I was terrified. I ran. And I left it up to him to fix it.
“Remember when we went to San Francisco, and we kept saying ‘when in Rome’ whenever we wanted to buy something?” I ask.
“Maybe,” he says, sounding uncertain. I’m guessing my expression must be something along the lines of crushed, because he apologetically adds, “I don’t have a great memory.”
“Yeah,” I say. “That makes sense.”
He coughs. “Do you want to watch something, or are you going back out?”
“No,” I say, “let’s watch something. If I go back to the Palm Springs Art Museum, I think the FBI will be waiting for me.”
“Why, did you steal something priceless?” Alex asks.
“I won’t know until I have it appraised,” I joke. “Hopefully this Claude Moan-ay guy turns out to be a big deal.”
Alex laughs and shakes his head, and even that small gesture seems to cost him a shock of pain. “Shit,” he says. “You have to stop making me laugh.”
“You have to stop assuming I’m joking when I’m talking about robbing art museums.”

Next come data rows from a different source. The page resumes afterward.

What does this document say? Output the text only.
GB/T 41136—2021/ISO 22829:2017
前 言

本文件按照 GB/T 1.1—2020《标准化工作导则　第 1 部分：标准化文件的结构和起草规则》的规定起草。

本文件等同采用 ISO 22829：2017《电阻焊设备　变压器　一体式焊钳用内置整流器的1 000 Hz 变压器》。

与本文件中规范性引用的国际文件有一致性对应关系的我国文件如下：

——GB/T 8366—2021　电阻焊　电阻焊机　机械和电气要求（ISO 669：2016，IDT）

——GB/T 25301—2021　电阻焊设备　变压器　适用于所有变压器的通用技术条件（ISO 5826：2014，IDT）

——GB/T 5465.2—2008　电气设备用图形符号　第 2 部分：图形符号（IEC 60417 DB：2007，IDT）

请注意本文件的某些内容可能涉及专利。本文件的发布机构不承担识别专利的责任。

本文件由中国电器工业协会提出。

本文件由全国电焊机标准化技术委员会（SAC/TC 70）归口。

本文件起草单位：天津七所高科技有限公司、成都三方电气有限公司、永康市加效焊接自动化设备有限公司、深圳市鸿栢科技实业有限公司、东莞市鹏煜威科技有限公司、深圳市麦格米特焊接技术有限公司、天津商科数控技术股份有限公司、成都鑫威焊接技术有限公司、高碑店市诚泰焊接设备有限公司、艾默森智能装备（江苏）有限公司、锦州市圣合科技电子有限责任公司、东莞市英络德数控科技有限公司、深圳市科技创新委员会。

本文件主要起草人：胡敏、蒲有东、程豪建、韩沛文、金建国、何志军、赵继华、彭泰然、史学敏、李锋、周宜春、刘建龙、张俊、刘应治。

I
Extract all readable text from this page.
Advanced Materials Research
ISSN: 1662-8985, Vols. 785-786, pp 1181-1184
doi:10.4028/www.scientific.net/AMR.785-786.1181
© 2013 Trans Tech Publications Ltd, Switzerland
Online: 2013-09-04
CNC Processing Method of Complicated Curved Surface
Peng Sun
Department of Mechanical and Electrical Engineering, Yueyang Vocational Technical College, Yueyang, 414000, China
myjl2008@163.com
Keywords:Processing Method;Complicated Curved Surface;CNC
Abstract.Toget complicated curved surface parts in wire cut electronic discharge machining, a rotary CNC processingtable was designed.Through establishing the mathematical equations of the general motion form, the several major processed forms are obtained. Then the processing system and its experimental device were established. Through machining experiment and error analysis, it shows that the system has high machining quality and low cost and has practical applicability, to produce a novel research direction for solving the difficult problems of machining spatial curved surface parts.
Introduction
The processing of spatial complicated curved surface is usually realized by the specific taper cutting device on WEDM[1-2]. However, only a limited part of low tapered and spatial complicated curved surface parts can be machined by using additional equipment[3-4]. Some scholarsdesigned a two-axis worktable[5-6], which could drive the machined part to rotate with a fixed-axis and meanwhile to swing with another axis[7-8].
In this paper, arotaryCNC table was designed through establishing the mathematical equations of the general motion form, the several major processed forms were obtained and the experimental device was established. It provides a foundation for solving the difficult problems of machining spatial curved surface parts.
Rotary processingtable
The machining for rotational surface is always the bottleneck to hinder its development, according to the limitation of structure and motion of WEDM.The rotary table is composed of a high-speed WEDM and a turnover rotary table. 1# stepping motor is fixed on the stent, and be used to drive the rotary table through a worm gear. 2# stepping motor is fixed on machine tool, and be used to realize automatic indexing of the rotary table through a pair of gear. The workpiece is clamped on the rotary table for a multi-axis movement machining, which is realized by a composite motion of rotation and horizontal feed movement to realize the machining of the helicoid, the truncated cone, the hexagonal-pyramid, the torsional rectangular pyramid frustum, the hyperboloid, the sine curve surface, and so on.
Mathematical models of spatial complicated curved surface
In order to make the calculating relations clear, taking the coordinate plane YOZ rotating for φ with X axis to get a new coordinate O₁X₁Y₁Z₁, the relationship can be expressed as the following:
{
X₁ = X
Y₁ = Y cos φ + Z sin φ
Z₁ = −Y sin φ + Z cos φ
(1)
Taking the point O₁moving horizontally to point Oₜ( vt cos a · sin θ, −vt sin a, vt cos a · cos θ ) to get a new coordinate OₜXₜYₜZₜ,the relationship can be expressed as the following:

He closes his eyes and presses his mouth into a straight line, smothering any more laughter. After a second he opens his eyes. “Okay, I’m going to go pee for—hopefully—the last time today and take another pill. You can grab my laptop from the bag and pull up Netflix, if you want.” He cautiously turns, sets his feet on the ground, and stands.
“Got it,” I say. “And do you want me to leave the nudie mags in there or get those out too?”
“Poppy,” he groans without looking back. “No joking.”
I push off the bed and tug Alex’s laptop bag onto the chair as I sort through it for the computer, then carry it back to the bed with me, opening it as I go.
He hasn’t shut it down, and when I brush the mousepad, the screen flares to life, demanding that I log in. “Password?” I call toward the bathroom.
“Flannery O’Connor,” he calls back, then flushes the toilet and turns on the sink.
I don’t ask about spaces, capitalization, or punctuation. Alex is a purist. I type it in and the log-in screen vanishes, replaced by an open web browser. Before I’ve realized it, I’m inadvertently snooping.
My heart is racing.
The water turns off. The door opens. Alex steps out, and while it might be better to pretend I didn’t see the job posting Alex had pulled up, something’s come over me, yanked out the part of my brain that—at least occasionally—filters out things I shouldn’t say.
“You’re applying to teach at Berkeley Carroll?”
The confusion on his face quickly transforms into something akin to guilt. “Oh, that.”
“That’s in New York,” I say.
“So the website suggested,” Alex says.
“New York City,” I clarify.
“Wait, that New York?” he deadpans.
“You’re moving to New York?” I say, and I’m sure I’m talking loud, but the adrenaline has me feeling like the whole world is stuffed with cotton, deadening all sound to a muffled hum.
“Probably not,” he says. “I just saw the posting.”
“But you would love New York,” I say. “I mean, think about the bookstores.”
Now he gives a smile that seems both amused and sad. He comes back to the bed and slowly lowers himself down next to me. “I don’t know,” he says. “I was just looking.”
“I won’t bother you,” I say. “If you’re worried I’ll, like, show up on your doorstep every time I have a crisis, I promise I won’t.”
His eyebrow lifts skeptically. “And if you find out I have a back spasm, will you break into my apartment with donuts and Icy Hot?”
“No?” I say, pitch lifting guiltily. His smile widens, but still, there’s something vaguely sad about it. “What is it?”